4. What do you think the long-term outlook is for Higher Education in our state?
We are blessed in Washington State to have an amazing higher education system. Unfortunately the system is under immense pressure due to the state financial challenges. I am supportive of tuition freezes through adequate funding this year and beginning the process of reversing the erosion of funding for higher education. I also want to be clear that GET should not be changed by the legislature. There is a less than 1% chance of insolvency despite the media hype. There is no reason to close the program at this time.
5. How do you spend your time when the legislature is not in session?
When I am not in session I work in the Emergency Department at St.

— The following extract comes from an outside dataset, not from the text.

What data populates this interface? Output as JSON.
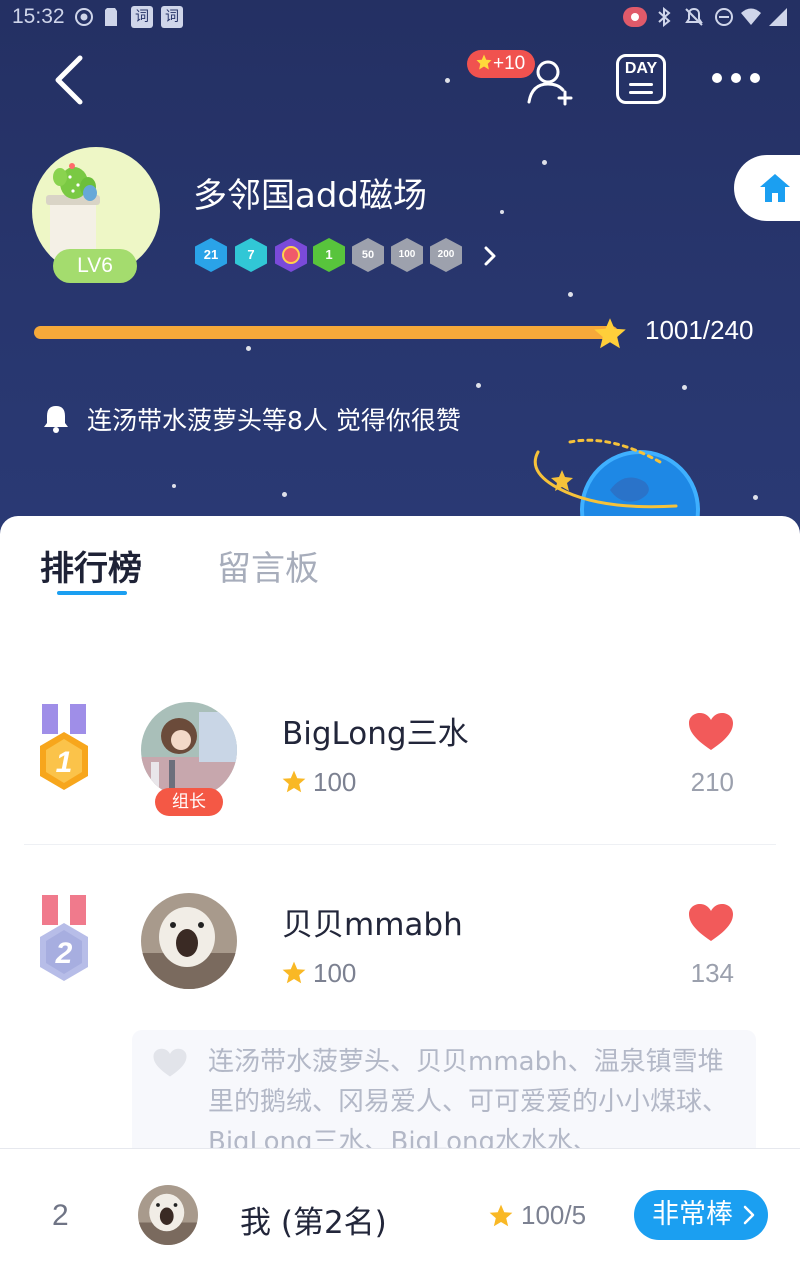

Joseph’s Medical Center in Tacoma, Washington and as the associate director for a national Patient Safety Organization at TeamHealth. My family is also my passion, including my wife Dr. Jessica Kennedy-Schlicher (2006 UWSOM grad), son David (4), daughter Juliette (2), and soon our third child in June. When time allows around all of that, I enjoy getting out in our community in Gig Harbor, visiting my family in Bremerton, and enjoying the great outdoors we have here in the state.